Ticari organik ana arı üretimi boyasız ahşap malzemeden yapılmış ruşet kovan olarak adlandırılan kovanlarda normal bal üretimi yapılan çerçevelerde gerçekleştirilmelidir.
Ana arı üretiminde özellikle mevsim başlangıcında yoğun miktarda besleme materyali gerektirdiğinden mutlaka organik üretilmiş şeker kullanmak gerekir.
Dünyada organik şeker üretimi yapan firmalar bulunmaktadır. Ülkemiz şartlarında ticari ana arı üretim sezonu başlangıcında organik şeker bulamama durumunda mevcut işletme 1. yıl organik besleme yapılacak balın üretimini yapmalı ve ana arı üretimini 2. yıl gerçekleştirmelidir. Aynı yıl içinde üretilen organik ballarla geç ana üretimi de planlanabilir.
Ana arıların, doğal çiftleşme esnasında organik alan dışında bulunan erkek arılarla çiftleşmesi engel teşkil etmemektedir.
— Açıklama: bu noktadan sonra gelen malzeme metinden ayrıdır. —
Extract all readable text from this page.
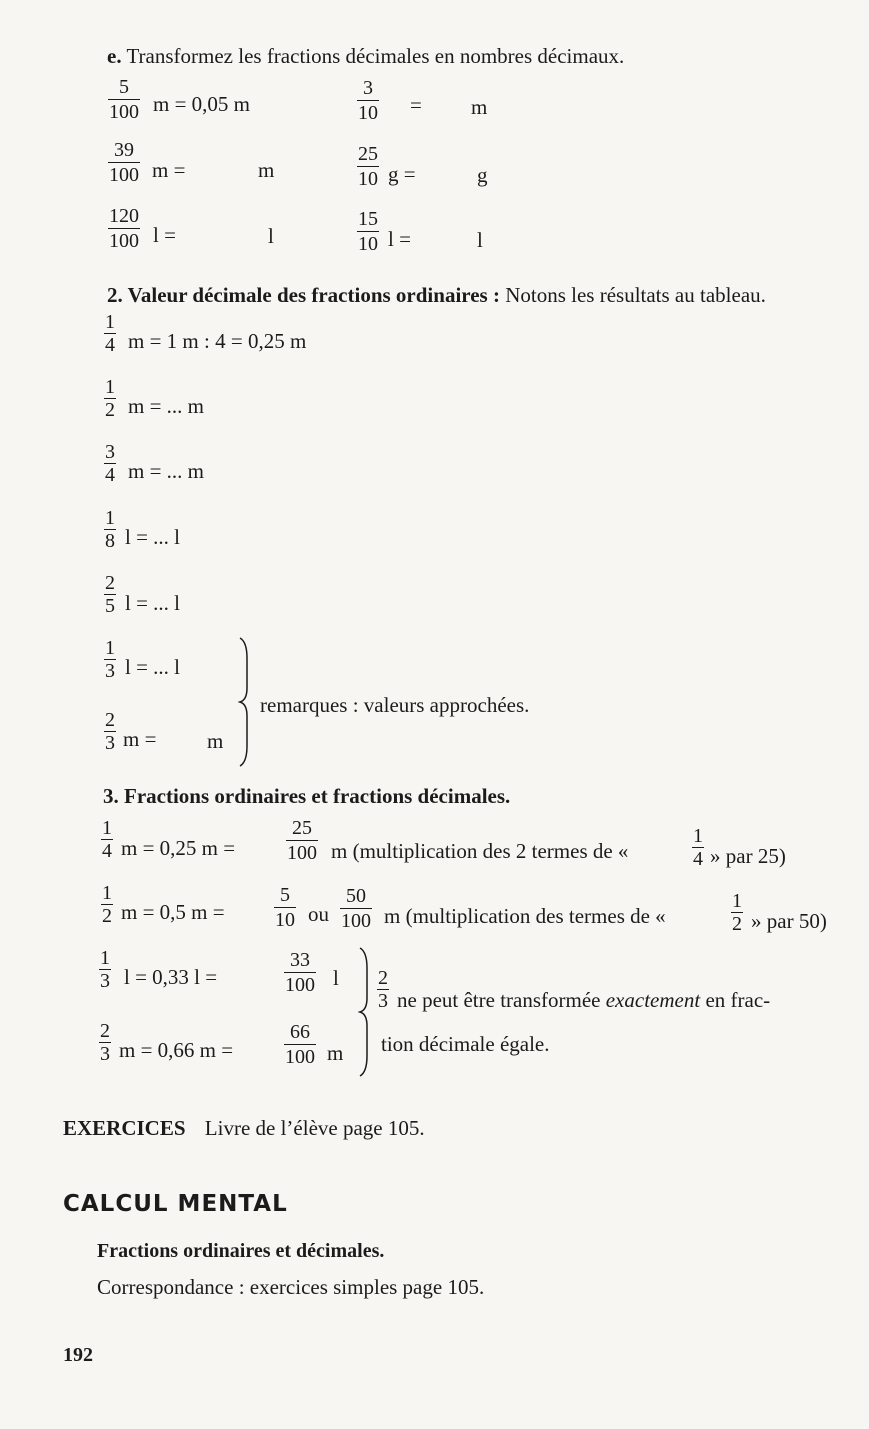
e. Transformez les fractions décimales en nombres décimaux.
$\frac{5}{100}$ m = 0,05 m	$\frac{3}{10} = m$
$\frac{39}{100}$ m =	m	$\frac{25}{10}$ g =	g
$\frac{120}{100}$ l =	l	$\frac{15}{10}$ l =	l
2. Valeur décimale des fractions ordinaires : Notons les résultats au tableau.
$\frac{1}{4}$ m = 1 m : 4 = 0,25 m
$\frac{1}{2}$ m = ... m
$\frac{3}{4}$ m = ... m
$\frac{1}{8}$ l = ... l
$\frac{2}{5}$ l = ... l
$\frac{1}{3}$ l = ... l
$\frac{2}{3}$ m = m
remarques : valeurs approchées.
3. Fractions ordinaires et fractions décimales.
$\frac{1}{4}$ m = 0,25 m =	$\frac{25}{100}$ m (multiplication des 2 termes de «	$\frac{1}{4}$ » par 25)
$\frac{1}{2}$ m = 0,5 $m = \frac{5}{10}$ ou $\frac{50}{100}$ m (multiplication des termes de «	$\frac{1}{2}$ » par 50)
$\frac{1}{3}$ l = 0,33 l =	$\frac{33}{100}$ l
$\frac{2}{3}$ m = 0,66 m =	$\frac{66}{100}$ m
$\frac{2}{3}$ ne peut être transformée exactement en frac-
tion décimale égale.
EXERCICES Livre de l’élève page 105.
CALCUL MENTAL
Fractions ordinaires et décimales.
Correspondance : exercices simples page 105.
192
Ayrıca konvansiyonel üretim kovanlarından %10 oranında erkek arı takviyesine yönetmelik izin vermektedir.
Oğul Arı Üretimi Paket Arıcılık
Organik arı üretimi yapılan koloniler erken ilkbaharda organik ballarla besleme yaparak hızlı gelişmesi sağlanır. Güçlü bir oğul arı üretmek için kuluçkalık kısmını dolduran kolonilerden 3 çerçevesi kapalı yavrulu ve 2 çerçevesi polenli-ballı arılı çerçeveler alınarak yeni bir kovana aktarılır.
Organik üretilmiş ana arılar verilerek veya kendi ana arısını üretecek şekilde yavrulu çerçevelerden birini genç larvalı olacak şekilde yeni bir koloni oluşturulur. Yeni oluşturulan koloni bölüm yapılan koloninin yerine yerleştirilmesi ile kuvvetli yeni bir koloni elde edilmiş olur.
Bunun dışında bir çerçeve açık ve bir çerçevede kapalı yavru ve bir adette ballı çerçeveden oluşturulacak ve içine 2 çerçeve arı silkelenen bir kolonide oluşturularak ana arısının yumurtlamaya başlaması beklenir. Daha sonra 2-3 hafta bu koloniye haftada 1-3 çerçeve gözden çıkmak üzere olan kapalı yavrulu çerçeveler takviyesi yapılarak normal koloni haline getirilir.